From his end, Dr. El-Mughira Abdullah focused on the curative aspect of the crisis in his presentation, particularly within the secondary and tertiary healthcare levels.


He shed light on the status of Sudan’s hospitals, both at the secondary and tertiary levels. He also mentioned the commendable efforts undertaken by healthcare professionals at the Federal Ministry of Health and State Ministry of Health to mitigate the crisis's impact on the health system.


Dr. El-Mughira discussed the details of the hospital infrastructure in Sudan, stating that around 560 hospitals (77% of total hospitals), including rural facilities are government-run, while the remaining 23% are located in the private sector. The impact of the crisis was particularly felt by the public hospitals, with a quarter of them situated in conflict-affected areas.


He then added that severe funding shortages adversely affected all pillars of the system, including health service delivery, the healthcare workforce, information management, and access to medical products and technology, and he candidly admitted that after the conflict in mid-April, the impact on hospitals became increasingly evident. The direct consequences included building destruction, occupation of several hospitals by militaries and inaccessibility for both patients and staff due to insecurity and the disrupted banking system.
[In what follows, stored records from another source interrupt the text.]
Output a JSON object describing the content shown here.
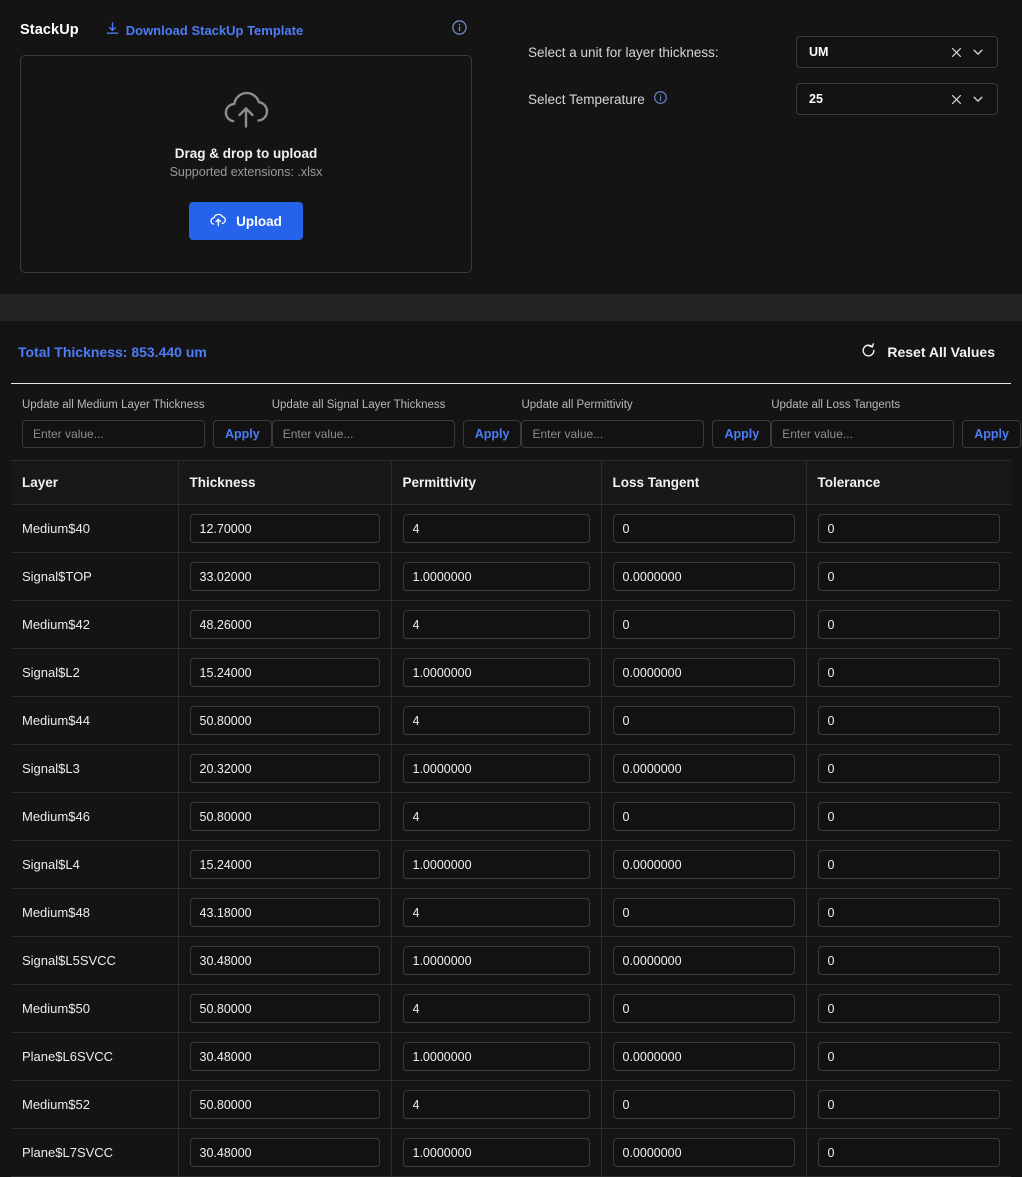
{
  "stackup": {
    "title": "StackUp",
    "download_label": "Download StackUp Template",
    "dropzone": {
      "title": "Drag & drop to upload",
      "subtitle": "Supported extensions: .xlsx",
      "upload_label": "Upload"
    }
  },
  "settings": {
    "unit": {
      "label": "Select a unit for layer thickness:",
      "value": "UM"
    },
    "temperature": {
      "label": "Select Temperature",
      "value": "25"
    }
  },
  "totals": {
    "total_thickness": "Total Thickness: 853.440 um",
    "reset_label": "Reset All Values"
  },
  "updates": [
    {
      "label": "Update all Medium Layer Thickness",
      "placeholder": "Enter value...",
      "value": "",
      "apply_label": "Apply"
    },
    {
      "label": "Update all Signal Layer Thickness",
      "placeholder": "Enter value...",
      "value": "",
      "apply_label": "Apply"
    },
    {
      "label": "Update all Permittivity",
      "placeholder": "Enter value...",
      "value": "",
      "apply_label": "Apply"
    },
    {
      "label": "Update all Loss Tangents",
      "placeholder": "Enter value...",
      "value": "",
      "apply_label": "Apply"
    }
  ],
  "table": {
    "columns": [
      "Layer",
      "Thickness",
      "Permittivity",
      "Loss Tangent",
      "Tolerance"
    ],
    "rows": [
      {
        "layer": "Medium$40",
        "thickness": "12.70000",
        "permittivity": "4",
        "loss_tangent": "0",
        "tolerance": "0"
      },
      {
        "layer": "Signal$TOP",
        "thickness": "33.02000",
        "permittivity": "1.0000000",
        "loss_tangent": "0.0000000",
        "tolerance": "0"
      },
      {
        "layer": "Medium$42",
        "thickness": "48.26000",
        "permittivity": "4",
        "loss_tangent": "0",
        "tolerance": "0"
      },
      {
        "layer": "Signal$L2",
        "thickness": "15.24000",
        "permittivity": "1.0000000",
        "loss_tangent": "0.0000000",
        "tolerance": "0"
      },
      {
        "layer": "Medium$44",
        "thickness": "50.80000",
        "permittivity": "4",
        "loss_tangent": "0",
        "tolerance": "0"
      },
      {
        "layer": "Signal$L3",
        "thickness": "20.32000",
        "permittivity": "1.0000000",
        "loss_tangent": "0.0000000",
        "tolerance": "0"
      },
      {
        "layer": "Medium$46",
        "thickness": "50.80000",
        "permittivity": "4",
        "loss_tangent": "0",
        "tolerance": "0"
      },
      {
        "layer": "Signal$L4",
        "thickness": "15.24000",
        "permittivity": "1.0000000",
        "loss_tangent": "0.0000000",
        "tolerance": "0"
      },
      {
        "layer": "Medium$48",
        "thickness": "43.18000",
        "permittivity": "4",
        "loss_tangent": "0",
        "tolerance": "0"
      },
      {
        "layer": "Signal$L5SVCC",
        "thickness": "30.48000",
        "permittivity": "1.0000000",
        "loss_tangent": "0.0000000",
        "tolerance": "0"
      },
      {
        "layer": "Medium$50",
        "thickness": "50.80000",
        "permittivity": "4",
        "loss_tangent": "0",
        "tolerance": "0"
      },
      {
        "layer": "Plane$L6SVCC",
        "thickness": "30.48000",
        "permittivity": "1.0000000",
        "loss_tangent": "0.0000000",
        "tolerance": "0"
      },
      {
        "layer": "Medium$52",
        "thickness": "50.80000",
        "permittivity": "4",
        "loss_tangent": "0",
        "tolerance": "0"
      },
      {
        "layer": "Plane$L7SVCC",
        "thickness": "30.48000",
        "permittivity": "1.0000000",
        "loss_tangent": "0.0000000",
        "tolerance": "0"
      }
    ]
  },
  "colors": {
    "accent_blue": "#4d7cf7",
    "upload_button": "#2563eb",
    "page_bg": "#242424",
    "panel_bg": "#141414"
  }
}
Dr. El-Mughira Abdullah also stated that Information management systems were established through digital platforms like WhatsApp and Facebook to facilitate communication, data sharing, and reporting between the Federal Ministry of Health and State Ministries of Health. Additionally, certain hospitals, particularly in Khartoum, managed to sustain services, providing crucial care to patients. However, these efforts accounted for only a fraction of the overall healthcare capacity in Sudan.


He concluded his presentation by acknowledging the ongoing challenges and pressing needs within the healthcare system. Despite the adversities, healthcare professionals and authorities continue to work diligently to overcome the crisis's impact and ensure the provision of essential healthcare services to the Sudanese population.
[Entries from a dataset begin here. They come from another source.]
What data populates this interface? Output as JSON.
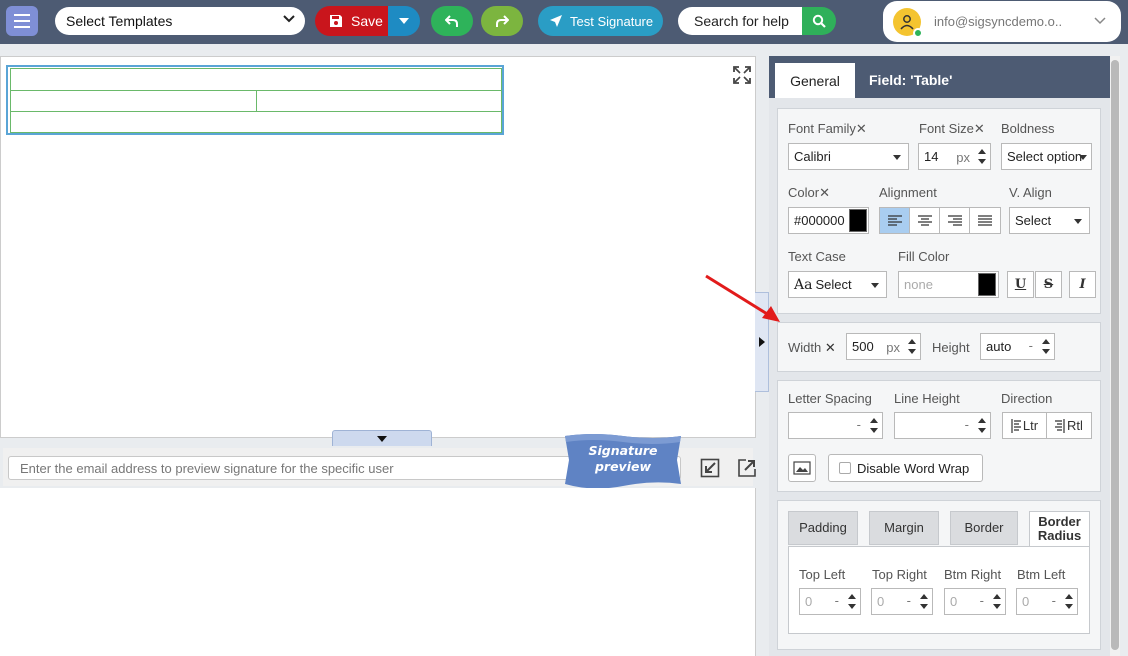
{
  "topbar": {
    "template_select": "Select Templates",
    "save_label": "Save",
    "test_label": "Test Signature",
    "help_placeholder": "Search for help",
    "user_email": "info@sigsyncdemo.o.."
  },
  "preview": {
    "placeholder": "Enter the email address to preview signature for the specific user",
    "ribbon_line1": "Signature",
    "ribbon_line2": "preview"
  },
  "panel": {
    "tab_general": "General",
    "field_prefix": "Field: ",
    "field_name": "'Table'",
    "font_family_label": "Font Family",
    "font_family_value": "Calibri",
    "font_size_label": "Font Size",
    "font_size_value": "14",
    "font_size_unit": "px",
    "boldness_label": "Boldness",
    "boldness_value": "Select option",
    "color_label": "Color",
    "color_value": "#000000",
    "alignment_label": "Alignment",
    "valign_label": "V. Align",
    "valign_value": "Select",
    "text_case_label": "Text Case",
    "text_case_prefix": "Aa",
    "text_case_value": "Select",
    "fill_color_label": "Fill Color",
    "fill_color_placeholder": "none",
    "underline_label": "U",
    "strike_label": "S",
    "italic_label": "I",
    "width_label": "Width",
    "width_value": "500",
    "width_unit": "px",
    "height_label": "Height",
    "height_value": "auto",
    "letter_spacing_label": "Letter Spacing",
    "line_height_label": "Line Height",
    "direction_label": "Direction",
    "ltr_label": "Ltr",
    "rtl_label": "Rtl",
    "disable_wrap_label": "Disable Word Wrap",
    "clear_x": "✕",
    "dash": "-",
    "sub_tabs": {
      "padding": "Padding",
      "margin": "Margin",
      "border": "Border",
      "border_radius_1": "Border",
      "border_radius_2": "Radius"
    },
    "radius": {
      "top_left": "Top Left",
      "top_right": "Top Right",
      "btm_right": "Btm Right",
      "btm_left": "Btm Left",
      "zero": "0"
    }
  },
  "colors": {
    "topbar": "#4d5b73",
    "save": "#c9151c",
    "save_dropdown": "#1e8bc3",
    "undo": "#2eb35a",
    "redo": "#7cb53f",
    "test": "#2a9dc5",
    "help_search": "#2fb05a",
    "avatar": "#f4c430",
    "annotation_arrow": "#e21b1b"
  }
}
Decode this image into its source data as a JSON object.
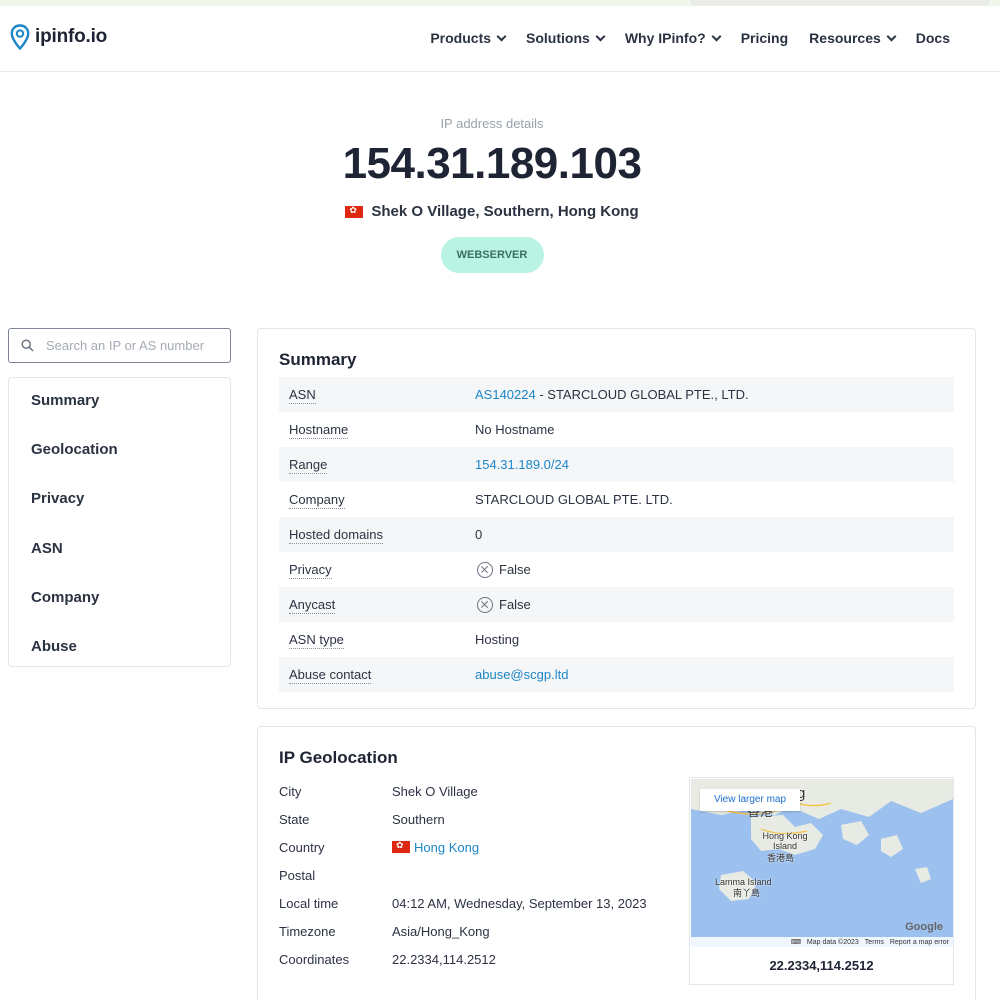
{
  "brand": {
    "name": "ipinfo.io",
    "accent": "#1c86c9"
  },
  "nav": [
    {
      "label": "Products",
      "dropdown": true
    },
    {
      "label": "Solutions",
      "dropdown": true
    },
    {
      "label": "Why IPinfo?",
      "dropdown": true
    },
    {
      "label": "Pricing",
      "dropdown": false
    },
    {
      "label": "Resources",
      "dropdown": true
    },
    {
      "label": "Docs",
      "dropdown": false
    }
  ],
  "hero": {
    "label": "IP address details",
    "ip": "154.31.189.103",
    "location": "Shek O Village, Southern, Hong Kong",
    "flag_color": "#de2910",
    "badge": "WEBSERVER"
  },
  "search": {
    "placeholder": "Search an IP or AS number",
    "value": ""
  },
  "sidenav": [
    "Summary",
    "Geolocation",
    "Privacy",
    "ASN",
    "Company",
    "Abuse"
  ],
  "summary": {
    "title": "Summary",
    "rows": {
      "asn": {
        "key": "ASN",
        "link": "AS140224",
        "rest": " - STARCLOUD GLOBAL PTE., LTD."
      },
      "hostname": {
        "key": "Hostname",
        "value": "No Hostname"
      },
      "range": {
        "key": "Range",
        "link": "154.31.189.0/24"
      },
      "company": {
        "key": "Company",
        "value": "STARCLOUD GLOBAL PTE. LTD."
      },
      "hosted_domains": {
        "key": "Hosted domains",
        "value": "0"
      },
      "privacy": {
        "key": "Privacy",
        "value": "False",
        "icon": "x-circle-icon"
      },
      "anycast": {
        "key": "Anycast",
        "value": "False",
        "icon": "x-circle-icon"
      },
      "asn_type": {
        "key": "ASN type",
        "value": "Hosting"
      },
      "abuse_contact": {
        "key": "Abuse contact",
        "link": "abuse@scgp.ltd"
      }
    }
  },
  "geolocation": {
    "title": "IP Geolocation",
    "rows": {
      "city": {
        "key": "City",
        "value": "Shek O Village"
      },
      "state": {
        "key": "State",
        "value": "Southern"
      },
      "country": {
        "key": "Country",
        "link": "Hong Kong"
      },
      "postal": {
        "key": "Postal",
        "value": ""
      },
      "local_time": {
        "key": "Local time",
        "value": "04:12 AM, Wednesday, September 13, 2023"
      },
      "timezone": {
        "key": "Timezone",
        "value": "Asia/Hong_Kong"
      },
      "coordinates": {
        "key": "Coordinates",
        "value": "22.2334,114.2512"
      }
    },
    "map": {
      "button": "View larger map",
      "labels": {
        "top": "g",
        "hk_cn": "香港",
        "hk_island": "Hong Kong Island",
        "hk_island_cn": "香港島",
        "lamma": "Lamma Island",
        "lamma_cn": "南丫島"
      },
      "google": "Google",
      "footer": {
        "data": "Map data ©2023",
        "terms": "Terms",
        "report": "Report a map error"
      },
      "coords": "22.2334,114.2512",
      "land_color": "#e8ebe3",
      "water_color": "#9dc1ef"
    }
  }
}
In the session’s final presentation, Dr. Raja Muhammad Ali highlighted the worsening of the public health crisis in Sudan. He stated that prior to the conflict, Sudan experienced various disease outbreaks, including waterborne and vector-borne diseases, as well as the ongoing challenges posed by COVID-19 and other vaccine-preventable diseases. Malaria and dengue were particularly prevalent, with the majority of cases and deaths in the Eastern Mediterranean region reported from Sudan. Additionally, Sudan had to manage the healthcare needs of over 1.1 million refugees, asylum seekers, and IDPs.


Dr. Raja Muhammad Ali added that the situation in Sudan has significantly deteriorated since the conflict escalated. He introduced some alarming statistics, revealing over 1,000 deaths and 11,000 injuries in a span of two months. Currently, only 20% of the facilities are fully operational, posing a severe strain on the already overburdened healthcare system.
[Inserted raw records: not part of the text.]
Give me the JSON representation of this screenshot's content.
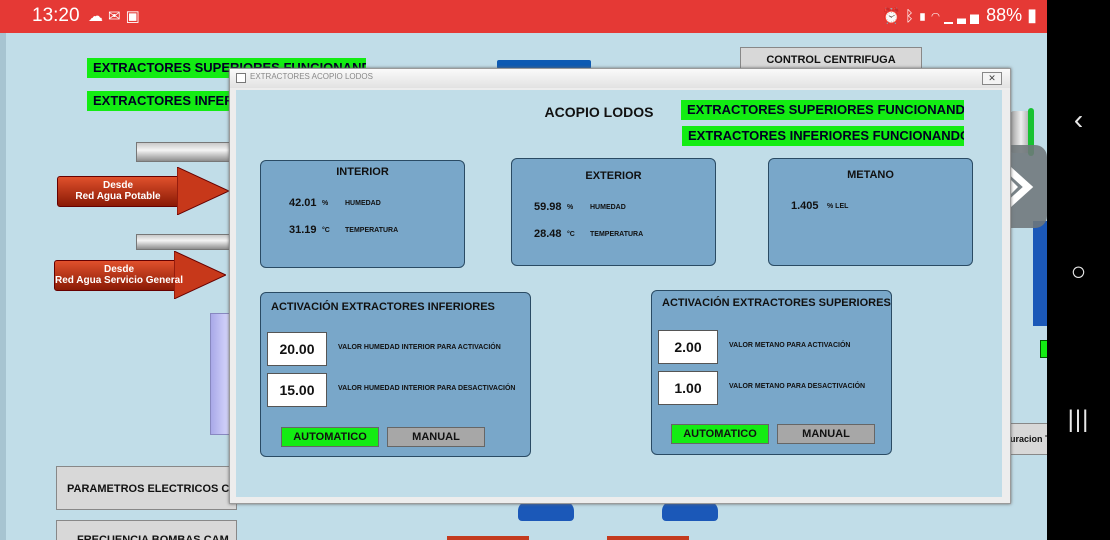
{
  "status_bar": {
    "time": "13:20",
    "battery": "88%"
  },
  "background": {
    "top_labels": [
      "EXTRACTORES SUPERIORES FUNCIONANDO",
      "EXTRACTORES INFERIORES FUNCIONANDO"
    ],
    "control_centrifuga": "CONTROL CENTRIFUGA",
    "arrow_1": {
      "line1": "Desde",
      "line2": "Red Agua Potable"
    },
    "arrow_2": {
      "line1": "Desde",
      "line2": "Red Agua Servicio General"
    },
    "parametros_button": "PARAMETROS ELECTRICOS CAVITADOR",
    "frecuencia_button": "FRECUENCIA BOMBAS CAM",
    "right_partial_button": "uracion T"
  },
  "dialog": {
    "window_title": "EXTRACTORES ACOPIO LODOS",
    "close_label": "✕",
    "heading": "ACOPIO LODOS",
    "status_superiores": "EXTRACTORES SUPERIORES FUNCIONANDO",
    "status_inferiores": "EXTRACTORES INFERIORES FUNCIONANDO",
    "interior": {
      "title": "INTERIOR",
      "humidity_value": "42.01",
      "humidity_unit": "%",
      "humidity_label": "HUMEDAD",
      "temp_value": "31.19",
      "temp_unit": "°C",
      "temp_label": "TEMPERATURA"
    },
    "exterior": {
      "title": "EXTERIOR",
      "humidity_value": "59.98",
      "humidity_unit": "%",
      "humidity_label": "HUMEDAD",
      "temp_value": "28.48",
      "temp_unit": "°C",
      "temp_label": "TEMPERATURA"
    },
    "metano": {
      "title": "METANO",
      "value": "1.405",
      "unit": "% LEL"
    },
    "inferiores": {
      "title": "ACTIVACIÓN EXTRACTORES INFERIORES",
      "activation_value": "20.00",
      "activation_label": "VALOR HUMEDAD INTERIOR PARA ACTIVACIÓN",
      "deactivation_value": "15.00",
      "deactivation_label": "VALOR HUMEDAD INTERIOR PARA DESACTIVACIÓN",
      "auto_label": "AUTOMATICO",
      "manual_label": "MANUAL"
    },
    "superiores": {
      "title": "ACTIVACIÓN EXTRACTORES SUPERIORES",
      "activation_value": "2.00",
      "activation_label": "VALOR METANO PARA ACTIVACIÓN",
      "deactivation_value": "1.00",
      "deactivation_label": "VALOR METANO PARA DESACTIVACIÓN",
      "auto_label": "AUTOMATICO",
      "manual_label": "MANUAL"
    }
  },
  "colors": {
    "status_green": "#13ec13",
    "panel_blue": "#79a7c9",
    "background": "#c1dde8",
    "status_bar_red": "#e53935"
  }
}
He confirmed that humanitarian aid is urgently required to address the dire situation. The Humanitarian Response Plan (HRP) estimates that over one-third of Sudan's population, including four million children and pregnant women, are in need of assistance. However, the funding for the HRP's health component is insufficient, with only 11% of the required amount secured.


He concluded his presentation by stating that the continuation of the Sudan's public health crisis brings with it a need for immediate and robust international support. This support is vital to alleviate the suffering of the population. Adequate funding, enhanced security measures to protect healthcare facilities and workers, and improved access to medical resources are urgently needed to mitigate the impact of the conflict and provide essential healthcare services to the affected population.


Following the presentations, Ms. Asma Qannas facilitated the Q&A session, where participants and panelists engaged in the discussion. She then concluded the session by thanking the speakers and the attendees for their participation.


A total of 125 participants attended the webinar, deeming it another success in the EMPHNET WEBi Series.